Nutritional Information
The following is an approximate nutritional breakdown per serving (recipe serves 4). For precise dietary tracking, use a recipe calculator with your exact brands and measurements.
- Calories: ~680 kcal
- Protein: 38g
- Carbohydrates: 48g
- Dietary Fiber: 2g
- Sugars: 4g
- Fat: 38g
- Saturated Fat: 20g
- Cholesterol: 285mg
- Sodium: 980mg (varies with broth and cheese used)
Healthier Alternatives
You can enjoy this creamy pasta with some smart swaps that don’t sacrifice flavor:
- Lighter Cream Base: Swap heavy cream for half-and-half or full-fat canned coconut milk for a dairy-free option. The sauce will be slightly less thick but still delicious.
- Boost Protein & Veggies: Increase the shrimp to 1.5 lbs and stir in 2 cups of fresh spinach or chopped broccoli florets during the last 3 minutes of simmering.
- Whole Grain & Veggie Noodles: Use whole wheat fettuccine or legume-based pasta for more fiber and protein. Spiralized zucchini or sweet potato noodles can be added at the very end for a low-carb version (cook them separately to avoid excess water).

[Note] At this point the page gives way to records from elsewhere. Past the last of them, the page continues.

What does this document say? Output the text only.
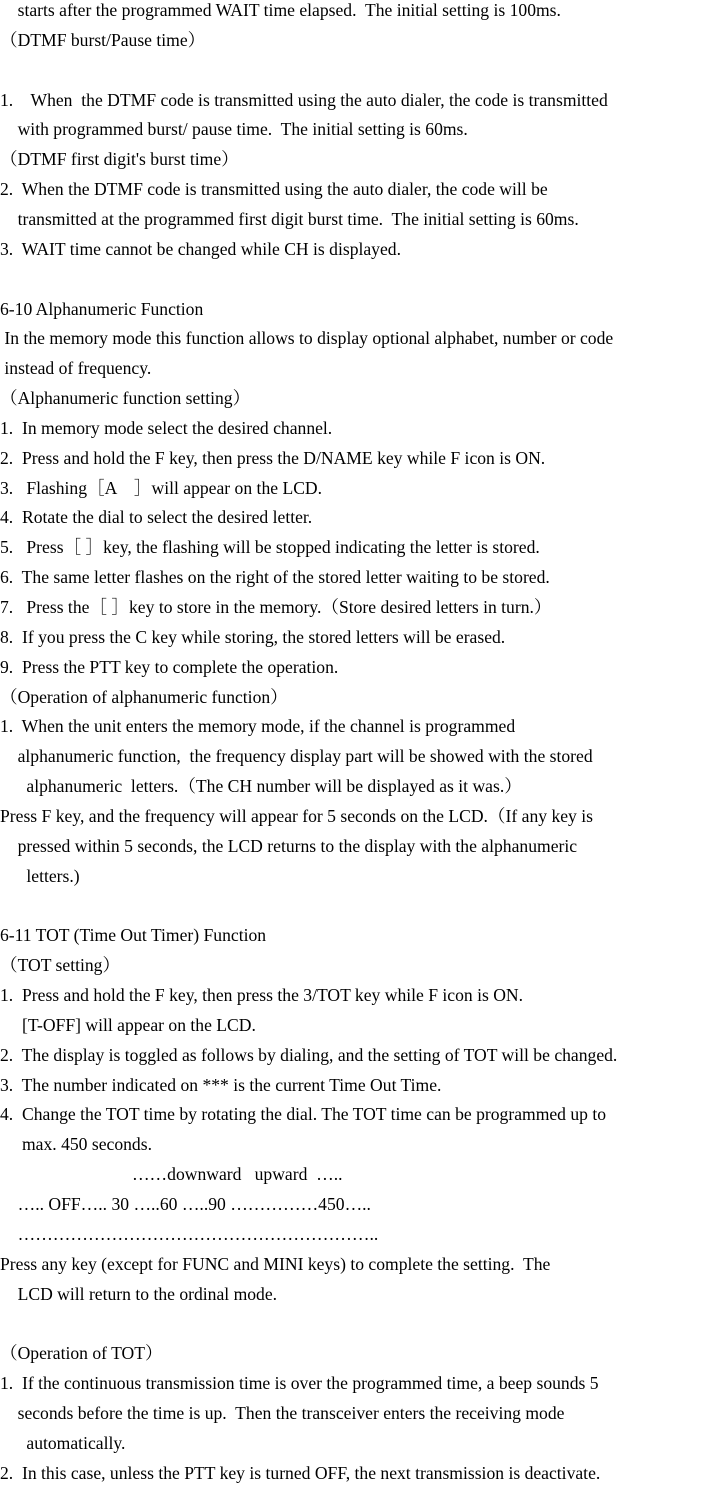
starts after the programmed WAIT time elapsed.  The initial setting is 100ms.
（DTMF burst/Pause time）
1.    When  the DTMF code is transmitted using the auto dialer, the code is transmitted
with programmed burst/ pause time.  The initial setting is 60ms.
（DTMF first digit's burst time）
2.  When the DTMF code is transmitted using the auto dialer, the code will be
transmitted at the programmed first digit burst time.  The initial setting is 60ms.
3.  WAIT time cannot be changed while CH is displayed.
6-10 Alphanumeric Function
In the memory mode this function allows to display optional alphabet, number or code
instead of frequency.
（Alphanumeric function setting）
1.  In memory mode select the desired channel.
2.  Press and hold the F key, then press the D/NAME key while F icon is ON.
3.   Flashing［A    ］will appear on the LCD.
4.  Rotate the dial to select the desired letter.
5.   Press［ ］key, the flashing will be stopped indicating the letter is stored.
6.  The same letter flashes on the right of the stored letter waiting to be stored.
7.   Press the［ ］key to store in the memory.（Store desired letters in turn.）
8.  If you press the C key while storing, the stored letters will be erased.
9.  Press the PTT key to complete the operation.
（Operation of alphanumeric function）
1.  When the unit enters the memory mode, if the channel is programmed
alphanumeric function,  the frequency display part will be showed with the stored
alphanumeric  letters.（The CH number will be displayed as it was.）
Press F key, and the frequency will appear for 5 seconds on the LCD.（If any key is
pressed within 5 seconds, the LCD returns to the display with the alphanumeric
letters.)
6-11 TOT (Time Out Timer) Function
（TOT setting）
1.  Press and hold the F key, then press the 3/TOT key while F icon is ON.
[T-OFF] will appear on the LCD.
2.  The display is toggled as follows by dialing, and the setting of TOT will be changed.
3.  The number indicated on *** is the current Time Out Time.
4.  Change the TOT time by rotating the dial. The TOT time can be programmed up to
max. 450 seconds.
……downward   upward  …..
….. OFF….. 30 …..60 …..90 ……………450…..
……………………………………………………..
Press any key (except for FUNC and MINI keys) to complete the setting.  The
LCD will return to the ordinal mode.
（Operation of TOT）
1.  If the continuous transmission time is over the programmed time, a beep sounds 5
seconds before the time is up.  Then the transceiver enters the receiving mode
automatically.
2.  In this case, unless the PTT key is turned OFF, the next transmission is deactivate.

- Reduce Sodium: Use homemade or no-salt-added broth and adjust salt at the end to taste.
Serving Suggestions
This rich pasta is a complete meal on its own, but a few accompaniments can elevate your dinner:
- With Bread: Serve with a warm, crusty baguette or garlic bread to soak up every last drop of sauce.

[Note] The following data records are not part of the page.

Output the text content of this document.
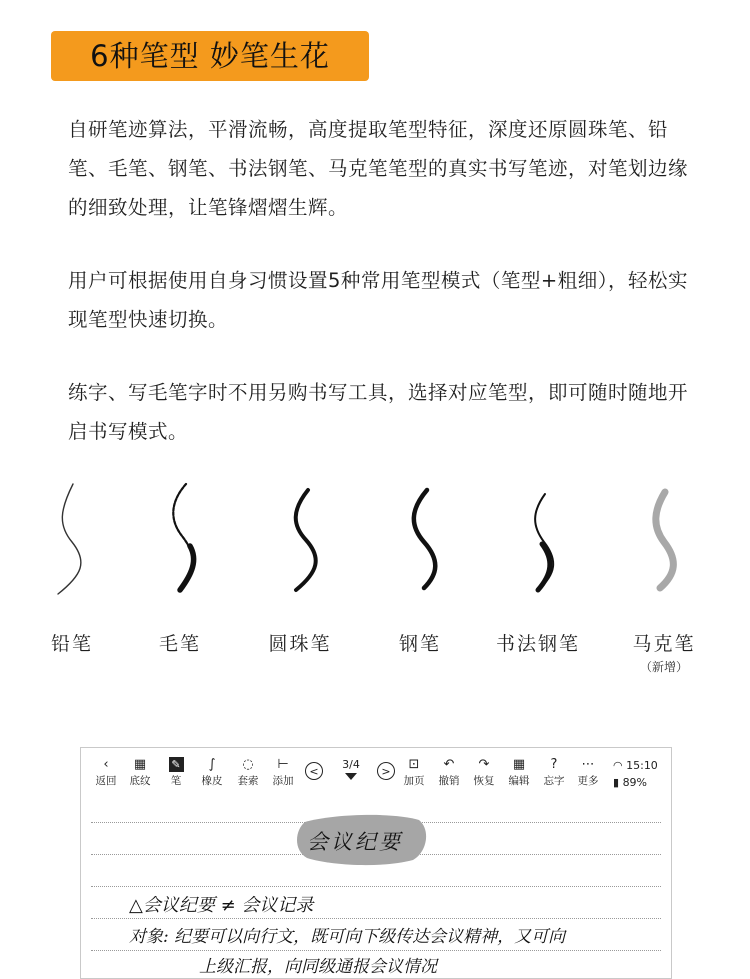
6种笔型 妙笔生花
自研笔迹算法，平滑流畅，高度提取笔型特征，深度还原圆珠笔、铅笔、毛笔、钢笔、书法钢笔、马克笔笔型的真实书写笔迹，对笔划边缘的细致处理，让笔锋熠熠生辉。
用户可根据使用自身习惯设置5种常用笔型模式（笔型+粗细），轻松实现笔型快速切换。
练字、写毛笔字时不用另购书写工具，选择对应笔型，即可随时随地开启书写模式。
铅笔	毛笔	圆珠笔	钢笔	书法钢笔	马克笔
（新增）
‹
返回
▦
底纹
✎
笔
∫
橡皮
◌
套索
⊢
添加
<
3/4
>	⊡
加页
↶
撤销
↷
恢复
▦
编辑
?
忘字
⋯
更多
◠ 15:10
▮ 89%
会议纪要
△会议纪要 ≠ 会议记录
对象: 纪要可以向行文，既可向下级传达会议精神，又可向
上级汇报，向同级通报会议情况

- Fresh Salad: A simple arugula salad with a lemon vinaigrette provides a crisp, acidic contrast that cuts through the richness perfectly.
- Wine Pairing: A crisp white wine like Pinot Grigio or Sauvignon Blanc complements the creamy sauce and seafood beautifully. For a non-alcoholic option, sparkling water with lemon is ideal.
- Extra Garnish: Offer extra grated parmesan, a drizzle of high-quality olive oil, or a sprinkle of fresh basil or chives at the table.
Common Mistakes
- Using Pre-Grated Cheese: This is the #1 cause of a grainy, separated sauce. The cellulose coating prevents smooth melting. Always grate your own cheese from a block.
- Overcooking the Shrimp: Adding them back too early or cooking them too long initially will result in rubbery, tough shrimp. They only need to warm through at the end.
- High Heat with Cream & Cheese: Adding dairy to a boiling pan can cause it to curdle or separate. Always reduce the heat to low before stirring in the cream and cheese.
- Not Stirring Enough: When the pasta is simmering in the broth, stir frequently to prevent sticking and ensure even cooking. When adding cheese, stir constantly for a smooth emulsion.
- Skimping on Seasoning: Taste at the end! Pasta and cheese need adequate seasoning. Adjust with salt, pepper, and even a squeeze of lemon juice to brighten the flavors.
Storing Tips
- Refrigeration: Store leftovers in an airtight container in the refrigerator for up to 3 days. The sauce will thicken significantly as it cools.
- Reheating: Reheat gently in a skillet over low heat, adding a splash of milk, cream, or broth to loosen the sauce back to a creamy consistency. Microwave reheating can cause separation.
- Freezing: Freezing is not recommended for cream-based pasta sauces, as they tend to separate and become grainy upon thawing and reheating.